RegEx vs. XML
I recently ran into a situation where I needed a simple method of parsing values from a cookie and placing into a class in my asp.net 2.0 application.
Initially, I created the class and used the built in .net Serialization - but the resulting xml was so verbose - especially for an array of values (strings for instance), that the values quickly grew larger than the 4K restriction that browsers place on cookie size.
I began to research an alternative method. Generating the initial information for the cookie was extremely simple and efficient, but actually parsing the returned values brought up a question of what would be fastest and most efficient - using RegEx for the parsing or using an XML reader.
The resulting xml document was very simple:
<userdata>
<theme>themename</theme>
<implementation>implementationname</implementation>
<roles>1|2|3|4|5</roles>
</userdata>
As you can see, using either RegEx Groups or XML Reader/Document methods it would be very easy to get the values from this xml schema - but which is more efficient?

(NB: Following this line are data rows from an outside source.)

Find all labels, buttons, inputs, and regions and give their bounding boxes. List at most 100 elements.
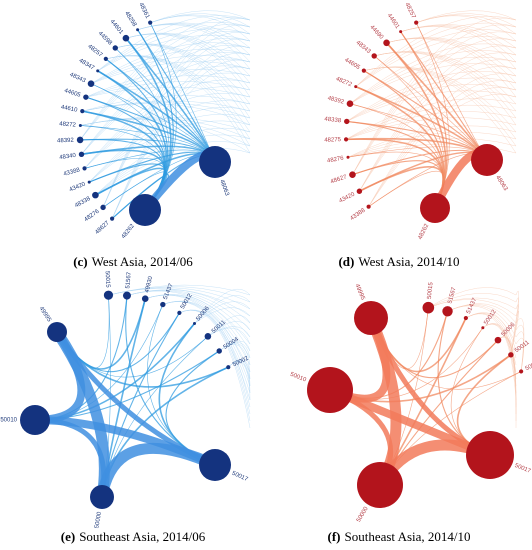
node-label: 50004 [525,359,532,372]
edge [416,10,517,23]
edge [125,34,251,98]
node-label: 44605 [343,57,361,71]
edges [34,284,251,499]
caption: (e) Southeast Asia, 2014/06 [61,529,206,544]
node [177,310,182,315]
node-label: 48272 [335,76,353,88]
hub-label: 50010 [0,418,17,424]
node [494,336,502,344]
node [361,68,366,73]
edge [97,35,251,72]
node [356,188,363,194]
node [92,191,99,199]
panel: 50015 51567 49930 5143750012500065001150004… [0,271,251,544]
edge [90,48,251,84]
node [87,80,95,87]
edge [355,22,517,87]
node-label: 43388 [349,207,367,222]
edge [108,288,251,317]
node [193,322,197,326]
node-label: 48276 [327,156,345,165]
node [216,348,222,354]
edge [102,154,216,208]
edge [352,17,517,175]
edge [346,84,517,122]
edge [90,61,251,84]
edge [349,63,517,104]
node [78,123,82,127]
node-label: 48276 [83,208,101,223]
edge [145,295,251,373]
node-label: 48343 [355,40,372,56]
node [383,39,390,47]
hub-label: 48063 [218,179,230,197]
edge [347,131,517,158]
node [83,94,89,100]
node-label: 48347 [78,58,96,72]
edge [355,16,517,87]
edge [400,26,517,70]
edge [359,66,517,192]
edge [207,327,251,345]
edge [84,79,251,169]
caption: (c) West Asia, 2014/06 [73,254,193,269]
node-label: 50006 [196,305,212,322]
node [160,301,166,308]
edge [352,24,517,175]
edge [345,111,517,140]
edges [345,10,517,210]
node-label: 48627 [330,174,348,185]
edge [150,10,251,23]
edge [84,72,251,169]
edge [355,29,517,87]
edge [515,338,525,372]
node [349,171,356,178]
node [354,85,358,89]
hub-node [420,193,450,223]
caption-letter: (f) [327,529,340,544]
caption-text: West Asia, 2014/10 [358,254,459,269]
node [414,20,419,25]
edge [85,69,251,98]
edge [79,17,251,141]
edge [179,310,251,429]
edge [346,117,517,140]
edge [85,75,251,98]
node-label: 48361 [137,2,150,20]
node-label: 43388 [63,167,81,177]
node [481,326,485,330]
hub-label: 50010 [289,372,307,384]
edge [89,120,251,183]
edge [79,31,251,141]
hub-node [129,194,161,226]
edge [374,52,517,126]
node-label: 48257 [403,2,416,20]
hub-label: 50017 [231,471,249,484]
caption: (d) West Asia, 2014/10 [338,254,459,269]
edge [80,119,251,154]
hub-label: 49995 [353,283,365,301]
caption-text: West Asia, 2014/06 [92,254,194,269]
hub-node [466,431,514,479]
edge [102,25,251,208]
edge [345,98,517,140]
edge [465,313,517,373]
node [76,136,84,144]
node-label: 48275 [324,137,342,144]
edge [79,24,251,141]
node [148,20,153,25]
node [346,155,350,159]
edge [84,93,251,169]
edge [482,323,517,401]
hub-node [354,301,388,335]
edge [34,304,164,421]
edge [97,22,251,72]
hub-label: 49995 [38,306,53,324]
node-label: 44601 [386,13,401,31]
edge [89,100,251,183]
edge [349,50,517,104]
edge [194,307,251,324]
caption-text: Southeast Asia, 2014/10 [344,529,470,544]
caption-letter: (c) [73,254,87,269]
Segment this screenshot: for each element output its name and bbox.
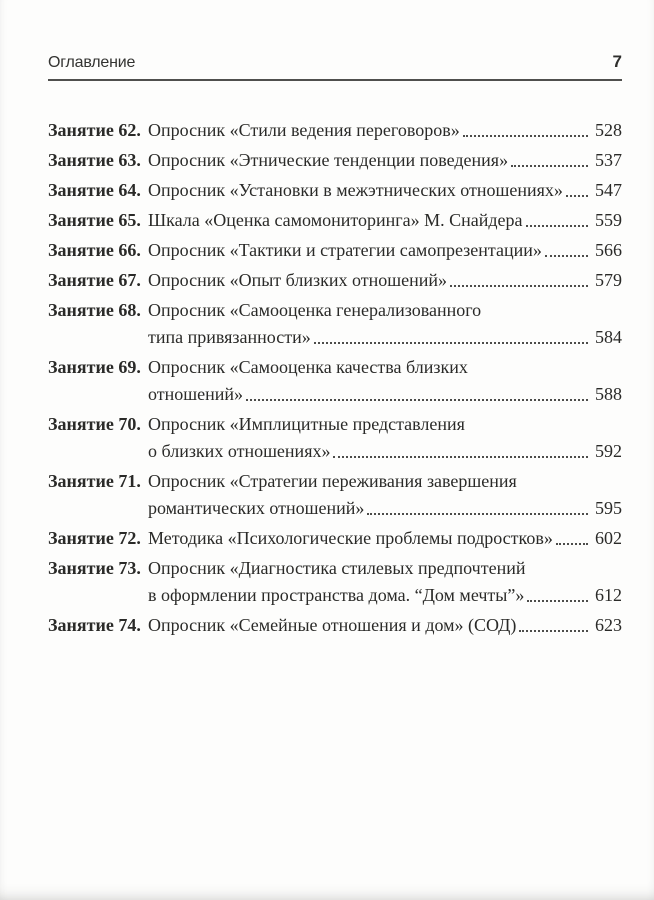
toc-entry-line: Занятие 71. Опросник «Стратегии переживан…	[48, 468, 622, 495]
entry-label: Занятие 73.	[48, 558, 141, 578]
entry-label: Занятие 70.	[48, 414, 141, 434]
toc-entry-line: Занятие 68. Опросник «Самооценка генерали…	[48, 297, 622, 324]
entry-label: Занятие 68.	[48, 300, 141, 320]
entry-label: Занятие 66.	[48, 240, 141, 260]
entry-title: Опросник «Самооценка качества близких	[148, 357, 468, 377]
entry-label: Занятие 71.	[48, 471, 141, 491]
toc-entry-line: о близких отношениях» 592	[48, 438, 622, 465]
toc-entry-line: Занятие 64. Опросник «Установки в межэтни…	[48, 177, 622, 204]
toc-entry: Занятие 71. Опросник «Стратегии переживан…	[48, 468, 622, 522]
toc-entry: Занятие 66. Опросник «Тактики и стратегии…	[48, 237, 622, 264]
toc-list: Занятие 62. Опросник «Стили ведения перег…	[48, 117, 622, 639]
dot-leader	[511, 165, 588, 167]
dot-leader	[333, 456, 588, 458]
entry-page-number: 592	[595, 441, 622, 461]
page-title: Оглавление	[48, 54, 136, 71]
dot-leader	[544, 255, 588, 257]
entry-title: отношений»	[148, 384, 244, 404]
toc-entry-line: Занятие 67. Опросник «Опыт близких отноше…	[48, 267, 622, 294]
toc-entry-line: отношений» 588	[48, 381, 622, 408]
entry-label: Занятие 67.	[48, 270, 141, 290]
entry-page-number: 559	[595, 210, 622, 230]
entry-page-number: 612	[595, 585, 622, 605]
entry-title: Опросник «Самооценка генерализованного	[148, 300, 482, 320]
entry-title: в оформлении пространства дома. “Дом меч…	[148, 585, 525, 605]
toc-entry: Занятие 73. Опросник «Диагностика стилевы…	[48, 555, 622, 609]
toc-entry: Занятие 64. Опросник «Установки в межэтни…	[48, 177, 622, 204]
entry-title: Опросник «Имплицитные представления	[148, 414, 465, 434]
toc-entry: Занятие 69. Опросник «Самооценка качества…	[48, 354, 622, 408]
dot-leader	[367, 513, 588, 515]
entry-page-number: 547	[595, 180, 622, 200]
toc-entry: Занятие 72. Методика «Психологические про…	[48, 525, 622, 552]
toc-entry: Занятие 62. Опросник «Стили ведения перег…	[48, 117, 622, 144]
entry-label: Занятие 63.	[48, 150, 141, 170]
entry-page-number: 623	[595, 615, 622, 635]
toc-entry-line: Занятие 70. Опросник «Имплицитные предста…	[48, 411, 622, 438]
entry-title: Опросник «Стили ведения переговоров»	[148, 120, 460, 140]
entry-title: Опросник «Стратегии переживания завершен…	[148, 471, 517, 491]
dot-leader	[313, 342, 588, 344]
toc-entry-line: Занятие 63. Опросник «Этнические тенденци…	[48, 147, 622, 174]
entry-label: Занятие 72.	[48, 528, 141, 548]
entry-title: Опросник «Семейные отношения и дом» (СОД…	[148, 615, 517, 635]
folio-page-number: 7	[612, 52, 622, 71]
toc-entry: Занятие 67. Опросник «Опыт близких отноше…	[48, 267, 622, 294]
toc-entry: Занятие 70. Опросник «Имплицитные предста…	[48, 411, 622, 465]
entry-title: романтических отношений»	[148, 498, 365, 518]
entry-label: Занятие 74.	[48, 615, 141, 635]
entry-label: Занятие 69.	[48, 357, 141, 377]
toc-entry-line: Занятие 65. Шкала «Оценка самомониторинга…	[48, 207, 622, 234]
entry-title: о близких отношениях»	[148, 441, 331, 461]
toc-entry-line: Занятие 69. Опросник «Самооценка качества…	[48, 354, 622, 381]
entry-title: Опросник «Тактики и стратегии самопрезен…	[148, 240, 542, 260]
entry-page-number: 588	[595, 384, 622, 404]
toc-entry-line: типа привязанности» 584	[48, 324, 622, 351]
entry-label: Занятие 62.	[48, 120, 141, 140]
entry-page-number: 584	[595, 327, 622, 347]
entry-label: Занятие 65.	[48, 210, 141, 230]
toc-entry: Занятие 63. Опросник «Этнические тенденци…	[48, 147, 622, 174]
entry-title: Опросник «Диагностика стилевых предпочте…	[148, 558, 526, 578]
entry-title: Опросник «Опыт близких отношений»	[148, 270, 447, 290]
toc-entry-line: Занятие 73. Опросник «Диагностика стилевы…	[48, 555, 622, 582]
dot-leader	[565, 195, 588, 197]
entry-page-number: 528	[595, 120, 622, 140]
toc-entry: Занятие 74. Опросник «Семейные отношения …	[48, 612, 622, 639]
entry-title: типа привязанности»	[148, 327, 311, 347]
entry-page-number: 579	[595, 270, 622, 290]
toc-entry-line: Занятие 74. Опросник «Семейные отношения …	[48, 612, 622, 639]
toc-entry: Занятие 68. Опросник «Самооценка генерали…	[48, 297, 622, 351]
entry-page-number: 537	[595, 150, 622, 170]
dot-leader	[450, 285, 588, 287]
dot-leader	[519, 630, 588, 632]
dot-leader	[525, 225, 588, 227]
toc-entry-line: Занятие 72. Методика «Психологические про…	[48, 525, 622, 552]
entry-page-number: 595	[595, 498, 622, 518]
toc-entry-line: в оформлении пространства дома. “Дом меч…	[48, 582, 622, 609]
entry-title: Опросник «Установки в межэтнических отно…	[148, 180, 563, 200]
entry-page-number: 566	[595, 240, 622, 260]
toc-entry-line: Занятие 62. Опросник «Стили ведения перег…	[48, 117, 622, 144]
entry-title: Шкала «Оценка самомониторинга» М. Снайде…	[148, 210, 523, 230]
dot-leader	[462, 135, 588, 137]
toc-entry: Занятие 65. Шкала «Оценка самомониторинга…	[48, 207, 622, 234]
dot-leader	[527, 600, 588, 602]
running-head: Оглавление 7	[48, 52, 622, 81]
entry-label: Занятие 64.	[48, 180, 141, 200]
dot-leader	[555, 543, 588, 545]
toc-entry-line: романтических отношений» 595	[48, 495, 622, 522]
entry-page-number: 602	[595, 528, 622, 548]
entry-title: Методика «Психологические проблемы подро…	[148, 528, 553, 548]
toc-entry-line: Занятие 66. Опросник «Тактики и стратегии…	[48, 237, 622, 264]
dot-leader	[246, 399, 588, 401]
entry-title: Опросник «Этнические тенденции поведения…	[148, 150, 509, 170]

To answer that question, I wrote a very quick console application to measure the speed of retrieving the values and the object parsing it using the RegEx classes or parsing it via the XML classes. The results are as follows:
1 Million
XML: 10 sec
RegEx: 9 sec
Difference: 1 sec
10 Million
XML: 1 min 41 sec
RegEx: 1 min 24 sec
Difference: 17 sec
100 Million
XML: 16 min 54 sec
RegEx: 13 min 59 sec
Difference: 2 min 55 sec
As you can see - in the smaller magnitude of iterations - up to about 1 Million - there was very little difference.
Once you move to 10 Million+ iterations, though, the efficiency of the RegEx processing really begins to stand out.
I certainly wouldn't recommend using RegEx for parsing out all XML files - but in this very simple example, I can comfortably say that it is the most efficient.
Has anyone had similar experiences? Is there anything that I'm not taking into account?